Researchers have uncovered a long-running cyber-espionage campaign, dubbed ‘Operation Highland,’ linked to the Chinese threat group tracked as Velvet Ant. According to incident response firm Sygnia, the attackers maintained access to a large organization's network for nearly 10 years, including an isolated critical infrastructure environment.
The intrusion began in 2016 with the compromise of vulnerable internet-facing systems. After gaining an initial foothold, the attackers deployed a modified GS-Netcat reverse shell disguised as a legitimate system component. The malware provided encrypted remote access and achieved persistence through malicious systemd services or startup script modifications.
Velvet Ant then installed a custom SOCKS5 proxy, allowing compromised servers to act as internal pivot points and enabling movement across the network. The proxy masqueraded as the Linux process smbd -D and used different filenames and ports on each host to avoid detection.

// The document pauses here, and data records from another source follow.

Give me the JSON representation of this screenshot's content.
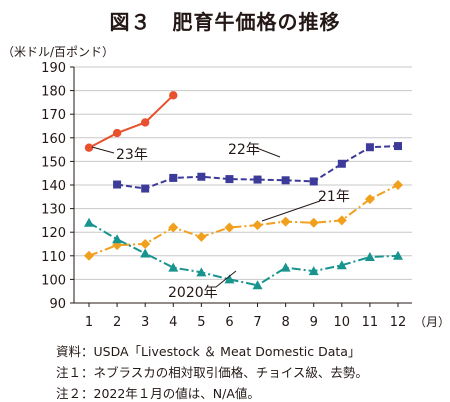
{
  "title": "図３　肥育牛価格の推移",
  "notes": {
    "source": "資料：USDA「Livestock ＆ Meat Domestic Data」",
    "note1": "注１：ネブラスカの相対取引価格、チョイス級、去勢。",
    "note2": "注２：2022年１月の値は、N/A値。"
  },
  "chart_data": {
    "type": "line",
    "title": "図３　肥育牛価格の推移",
    "ylabel": "（米ドル/百ポンド）",
    "xlabel": "（月）",
    "x": [
      1,
      2,
      3,
      4,
      5,
      6,
      7,
      8,
      9,
      10,
      11,
      12
    ],
    "xlim": [
      1,
      12
    ],
    "ylim": [
      90,
      190
    ],
    "yticks": [
      90,
      100,
      110,
      120,
      130,
      140,
      150,
      160,
      170,
      180,
      190
    ],
    "grid": "horizontal",
    "legend": "inline labels",
    "series": [
      {
        "name": "23年",
        "color": "#e8502e",
        "dash": "solid",
        "marker": "circle",
        "values": [
          155.8,
          162.0,
          166.5,
          178.0,
          null,
          null,
          null,
          null,
          null,
          null,
          null,
          null
        ]
      },
      {
        "name": "22年",
        "color": "#3d3b99",
        "dash": "dashed",
        "marker": "square",
        "values": [
          null,
          140.2,
          138.5,
          143.0,
          143.5,
          142.5,
          142.3,
          142.0,
          141.5,
          149.0,
          156.0,
          156.5
        ]
      },
      {
        "name": "21年",
        "color": "#f0a01c",
        "dash": "dashdot",
        "marker": "diamond",
        "values": [
          110.0,
          114.5,
          115.0,
          122.0,
          118.0,
          122.0,
          123.0,
          124.5,
          124.0,
          125.0,
          134.0,
          140.0
        ]
      },
      {
        "name": "2020年",
        "color": "#17948e",
        "dash": "dashdot",
        "marker": "triangle",
        "values": [
          124.0,
          117.0,
          111.0,
          105.0,
          103.0,
          100.0,
          97.5,
          105.0,
          103.5,
          106.0,
          109.5,
          110.0
        ]
      }
    ]
  }
}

One of the campaign's most notable techniques involved bridging access into an isolated network with no direct internet connection. The attackers modified Nginx configurations on compromised servers to forward specially crafted requests through a chain of backend services. A FastCGI process ultimately launched a custom tool called ‘uptime,’ which established SSH connections into the isolated environment based on parameters received through HTTP requests.
Once inside, Velvet Ant replaced legitimate Linux PAM (Pluggable Authentication Modules) components with backdoored versions of pam_unix.so that could both steal credentials and accept hardcoded passwords. Sygnia found nine separate variants of the malicious PAM modules.
The attackers also trojanized OpenSSH components, including ssh, sshd, and scp. The modified binaries captured usernames and passwords, logged commands executed during SSH sessions, and stored collected data for later retrieval.
By compromising both PAM and OpenSSH, Velvet Ant gained full visibility into authentication activity and administrative actions across the environment. Researchers noted that remediation was particularly challenging because the attackers had replaced numerous critical system components. Removing the malicious files risked breaking authentication services, locking administrators out of systems, and causing operational disruptions.